Водопад кропил всадников золотой, в блестках солнца, пылью; их лица были мокры, алмазный бисер горел на траве, на иглах беззвучно шумевшего кедра. Суровым грохотом был оглушен весь свет, от земли до солнца. От грохота колыхались горы, и, казалось Афоне, тряслась земля.
- Степан, голубчик! - что есть силы заорал он. - Вот так чудо!
Но голос его умер, грохот сдавил горло, запечатал слух. Афоня перекрестился.
- Ой, ты, чудо-то какое, - бормотал он. - Вот так диво!
Он не мог и не пытался понять, что в нем творится, он весь во власти этого дьявольского грохота, этих невиданных чудес, ему хотелось и хохотать и плакать, точно он распался надвое и обезумел.

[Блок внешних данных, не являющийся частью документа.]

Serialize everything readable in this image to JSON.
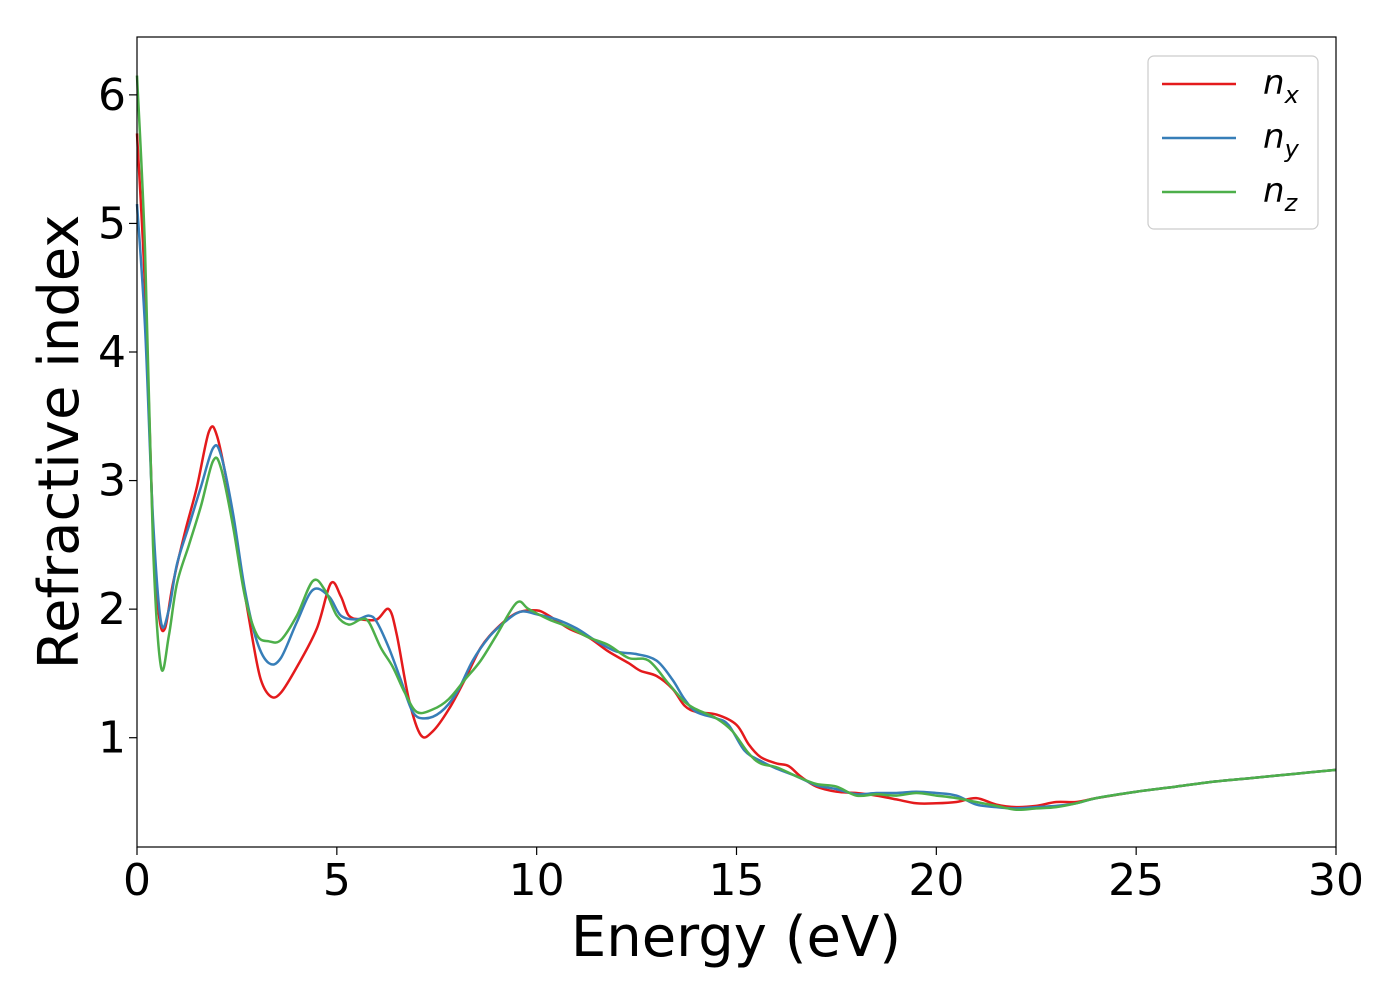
{
  "chart_data": {
    "type": "line",
    "xlabel": "Energy (eV)",
    "ylabel": "Refractive index",
    "xlim": [
      0,
      30
    ],
    "ylim": [
      0.15,
      6.45
    ],
    "xticks": [
      "0",
      "5",
      "10",
      "15",
      "20",
      "25",
      "30"
    ],
    "yticks": [
      "1",
      "2",
      "3",
      "4",
      "5",
      "6"
    ],
    "grid": false,
    "legend_position": "top-right",
    "series": [
      {
        "name": "n",
        "sub": "x",
        "color": "#e41a1c",
        "points": [
          [
            0,
            5.7
          ],
          [
            0.2,
            4.5
          ],
          [
            0.4,
            2.6
          ],
          [
            0.55,
            1.95
          ],
          [
            0.7,
            1.85
          ],
          [
            0.9,
            2.2
          ],
          [
            1.2,
            2.6
          ],
          [
            1.5,
            2.95
          ],
          [
            1.8,
            3.38
          ],
          [
            2.0,
            3.35
          ],
          [
            2.3,
            2.9
          ],
          [
            2.6,
            2.3
          ],
          [
            2.9,
            1.75
          ],
          [
            3.1,
            1.45
          ],
          [
            3.35,
            1.32
          ],
          [
            3.6,
            1.35
          ],
          [
            4.0,
            1.55
          ],
          [
            4.5,
            1.85
          ],
          [
            4.85,
            2.2
          ],
          [
            5.1,
            2.1
          ],
          [
            5.3,
            1.95
          ],
          [
            5.6,
            1.92
          ],
          [
            6.0,
            1.92
          ],
          [
            6.3,
            2.0
          ],
          [
            6.5,
            1.8
          ],
          [
            6.8,
            1.3
          ],
          [
            7.1,
            1.02
          ],
          [
            7.4,
            1.05
          ],
          [
            7.8,
            1.22
          ],
          [
            8.2,
            1.45
          ],
          [
            8.6,
            1.7
          ],
          [
            9.0,
            1.85
          ],
          [
            9.5,
            1.97
          ],
          [
            10.0,
            1.99
          ],
          [
            10.3,
            1.95
          ],
          [
            10.8,
            1.85
          ],
          [
            11.3,
            1.78
          ],
          [
            11.8,
            1.67
          ],
          [
            12.3,
            1.58
          ],
          [
            12.6,
            1.52
          ],
          [
            13.0,
            1.48
          ],
          [
            13.4,
            1.38
          ],
          [
            13.7,
            1.25
          ],
          [
            14.0,
            1.2
          ],
          [
            14.5,
            1.18
          ],
          [
            15.0,
            1.1
          ],
          [
            15.3,
            0.95
          ],
          [
            15.6,
            0.85
          ],
          [
            16.0,
            0.8
          ],
          [
            16.3,
            0.78
          ],
          [
            16.6,
            0.7
          ],
          [
            17.0,
            0.62
          ],
          [
            17.5,
            0.58
          ],
          [
            18.0,
            0.57
          ],
          [
            18.5,
            0.55
          ],
          [
            19.0,
            0.52
          ],
          [
            19.5,
            0.49
          ],
          [
            20.0,
            0.49
          ],
          [
            20.5,
            0.5
          ],
          [
            21.0,
            0.53
          ],
          [
            21.5,
            0.48
          ],
          [
            22.0,
            0.46
          ],
          [
            22.5,
            0.47
          ],
          [
            23.0,
            0.5
          ],
          [
            23.5,
            0.5
          ],
          [
            24.0,
            0.53
          ],
          [
            25.0,
            0.58
          ],
          [
            26.0,
            0.62
          ],
          [
            27.0,
            0.66
          ],
          [
            28.0,
            0.69
          ],
          [
            29.0,
            0.72
          ],
          [
            30.0,
            0.75
          ]
        ]
      },
      {
        "name": "n",
        "sub": "y",
        "color": "#377eb8",
        "points": [
          [
            0,
            5.15
          ],
          [
            0.2,
            4.2
          ],
          [
            0.4,
            2.7
          ],
          [
            0.6,
            1.9
          ],
          [
            0.8,
            2.0
          ],
          [
            1.0,
            2.35
          ],
          [
            1.3,
            2.65
          ],
          [
            1.6,
            2.95
          ],
          [
            1.9,
            3.25
          ],
          [
            2.1,
            3.2
          ],
          [
            2.4,
            2.75
          ],
          [
            2.7,
            2.15
          ],
          [
            3.0,
            1.75
          ],
          [
            3.3,
            1.58
          ],
          [
            3.6,
            1.62
          ],
          [
            4.0,
            1.9
          ],
          [
            4.4,
            2.15
          ],
          [
            4.8,
            2.1
          ],
          [
            5.1,
            1.95
          ],
          [
            5.5,
            1.92
          ],
          [
            5.8,
            1.95
          ],
          [
            6.0,
            1.9
          ],
          [
            6.3,
            1.7
          ],
          [
            6.6,
            1.45
          ],
          [
            6.9,
            1.2
          ],
          [
            7.2,
            1.15
          ],
          [
            7.6,
            1.2
          ],
          [
            8.0,
            1.35
          ],
          [
            8.4,
            1.6
          ],
          [
            8.8,
            1.78
          ],
          [
            9.2,
            1.9
          ],
          [
            9.6,
            1.98
          ],
          [
            10.0,
            1.96
          ],
          [
            10.5,
            1.92
          ],
          [
            11.0,
            1.85
          ],
          [
            11.5,
            1.75
          ],
          [
            12.0,
            1.67
          ],
          [
            12.5,
            1.65
          ],
          [
            13.0,
            1.6
          ],
          [
            13.4,
            1.45
          ],
          [
            13.7,
            1.3
          ],
          [
            14.0,
            1.2
          ],
          [
            14.5,
            1.15
          ],
          [
            14.8,
            1.1
          ],
          [
            15.2,
            0.9
          ],
          [
            15.6,
            0.82
          ],
          [
            16.0,
            0.76
          ],
          [
            16.5,
            0.7
          ],
          [
            17.0,
            0.63
          ],
          [
            17.5,
            0.6
          ],
          [
            18.0,
            0.56
          ],
          [
            18.5,
            0.57
          ],
          [
            19.0,
            0.57
          ],
          [
            19.5,
            0.58
          ],
          [
            20.0,
            0.57
          ],
          [
            20.5,
            0.55
          ],
          [
            21.0,
            0.48
          ],
          [
            21.5,
            0.46
          ],
          [
            22.0,
            0.45
          ],
          [
            22.5,
            0.46
          ],
          [
            23.0,
            0.47
          ],
          [
            23.5,
            0.49
          ],
          [
            24.0,
            0.53
          ],
          [
            25.0,
            0.58
          ],
          [
            26.0,
            0.62
          ],
          [
            27.0,
            0.66
          ],
          [
            28.0,
            0.69
          ],
          [
            29.0,
            0.72
          ],
          [
            30.0,
            0.75
          ]
        ]
      },
      {
        "name": "n",
        "sub": "z",
        "color": "#4daf4a",
        "points": [
          [
            0,
            6.15
          ],
          [
            0.2,
            4.8
          ],
          [
            0.4,
            2.5
          ],
          [
            0.6,
            1.55
          ],
          [
            0.8,
            1.8
          ],
          [
            1.0,
            2.2
          ],
          [
            1.3,
            2.5
          ],
          [
            1.6,
            2.8
          ],
          [
            1.9,
            3.15
          ],
          [
            2.1,
            3.1
          ],
          [
            2.4,
            2.65
          ],
          [
            2.7,
            2.1
          ],
          [
            3.0,
            1.8
          ],
          [
            3.3,
            1.75
          ],
          [
            3.6,
            1.76
          ],
          [
            4.0,
            1.95
          ],
          [
            4.4,
            2.22
          ],
          [
            4.7,
            2.15
          ],
          [
            5.0,
            1.95
          ],
          [
            5.3,
            1.88
          ],
          [
            5.6,
            1.92
          ],
          [
            5.8,
            1.9
          ],
          [
            6.1,
            1.7
          ],
          [
            6.4,
            1.55
          ],
          [
            6.7,
            1.35
          ],
          [
            7.0,
            1.2
          ],
          [
            7.4,
            1.22
          ],
          [
            7.8,
            1.3
          ],
          [
            8.2,
            1.45
          ],
          [
            8.6,
            1.6
          ],
          [
            9.0,
            1.8
          ],
          [
            9.5,
            2.05
          ],
          [
            9.8,
            2.0
          ],
          [
            10.3,
            1.92
          ],
          [
            10.8,
            1.86
          ],
          [
            11.3,
            1.78
          ],
          [
            11.8,
            1.72
          ],
          [
            12.3,
            1.62
          ],
          [
            12.8,
            1.6
          ],
          [
            13.3,
            1.42
          ],
          [
            13.7,
            1.28
          ],
          [
            14.0,
            1.22
          ],
          [
            14.5,
            1.15
          ],
          [
            14.9,
            1.05
          ],
          [
            15.3,
            0.88
          ],
          [
            15.6,
            0.8
          ],
          [
            16.0,
            0.77
          ],
          [
            16.5,
            0.7
          ],
          [
            17.0,
            0.64
          ],
          [
            17.5,
            0.62
          ],
          [
            18.0,
            0.55
          ],
          [
            18.5,
            0.56
          ],
          [
            19.0,
            0.55
          ],
          [
            19.5,
            0.57
          ],
          [
            20.0,
            0.55
          ],
          [
            20.5,
            0.53
          ],
          [
            21.0,
            0.5
          ],
          [
            21.5,
            0.47
          ],
          [
            22.0,
            0.44
          ],
          [
            22.5,
            0.45
          ],
          [
            23.0,
            0.46
          ],
          [
            23.5,
            0.49
          ],
          [
            24.0,
            0.53
          ],
          [
            25.0,
            0.58
          ],
          [
            26.0,
            0.62
          ],
          [
            27.0,
            0.66
          ],
          [
            28.0,
            0.69
          ],
          [
            29.0,
            0.72
          ],
          [
            30.0,
            0.75
          ]
        ]
      }
    ]
  }
}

Торопливо и словно во сне, он крестился, крутил головой, сморкался в подол рубахи, взглядывал сквозь радугу на живую сказку, и вновь его душу охватывал непереносимый трепет, тяжкая радость мешала ему дышать.

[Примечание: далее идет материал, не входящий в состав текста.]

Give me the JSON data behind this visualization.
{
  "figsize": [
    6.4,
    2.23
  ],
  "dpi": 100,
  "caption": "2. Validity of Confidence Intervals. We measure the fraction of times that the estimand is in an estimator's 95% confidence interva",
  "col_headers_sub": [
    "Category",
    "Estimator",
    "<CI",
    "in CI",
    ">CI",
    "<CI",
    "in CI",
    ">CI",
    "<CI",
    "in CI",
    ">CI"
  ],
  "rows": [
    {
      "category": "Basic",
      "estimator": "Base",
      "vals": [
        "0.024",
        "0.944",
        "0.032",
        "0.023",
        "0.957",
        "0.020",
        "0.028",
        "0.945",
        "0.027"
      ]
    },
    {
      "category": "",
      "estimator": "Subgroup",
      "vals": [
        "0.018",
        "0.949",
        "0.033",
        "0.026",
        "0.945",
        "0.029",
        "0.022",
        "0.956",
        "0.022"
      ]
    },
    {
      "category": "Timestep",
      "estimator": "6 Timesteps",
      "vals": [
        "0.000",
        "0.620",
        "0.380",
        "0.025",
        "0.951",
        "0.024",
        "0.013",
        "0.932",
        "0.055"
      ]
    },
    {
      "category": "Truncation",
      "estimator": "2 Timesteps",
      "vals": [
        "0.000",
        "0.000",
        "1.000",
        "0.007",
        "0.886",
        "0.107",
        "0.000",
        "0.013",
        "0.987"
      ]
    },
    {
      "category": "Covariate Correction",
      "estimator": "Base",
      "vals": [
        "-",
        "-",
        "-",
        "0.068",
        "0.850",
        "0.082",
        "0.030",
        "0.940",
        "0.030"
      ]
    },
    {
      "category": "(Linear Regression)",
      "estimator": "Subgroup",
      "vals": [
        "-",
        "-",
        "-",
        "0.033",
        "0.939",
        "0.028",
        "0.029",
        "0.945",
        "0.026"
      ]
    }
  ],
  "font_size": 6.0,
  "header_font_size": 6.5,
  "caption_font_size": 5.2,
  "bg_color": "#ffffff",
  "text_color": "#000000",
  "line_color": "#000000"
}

- Ой, смерть! Ой, поедем скорей, господи! - карабкался он на коня.
И долго озирался на радугу, на встающие в тумане уплывающие призраки; грохот глуше, глуше, и, когда уткнулись путники в стену гор, было совсем тихо, безмолвная стояла ночь.
IV
Прошло три дня. Конь Афони рассек камнем ногу, стал хромать. Степан встревожился. Афоне нипочем. Он все мечтал о Беловодье, о радуге, рассуждал сам с собой, по привычке размахивая руками, иногда крестился и шептал молитвы. Степан был хмур: запасы убывали, дичь не попадалась на пути, а главное, чем ближе подъезжали путники к снеговому перевалу, тем дальше, казалось, отодвигался он.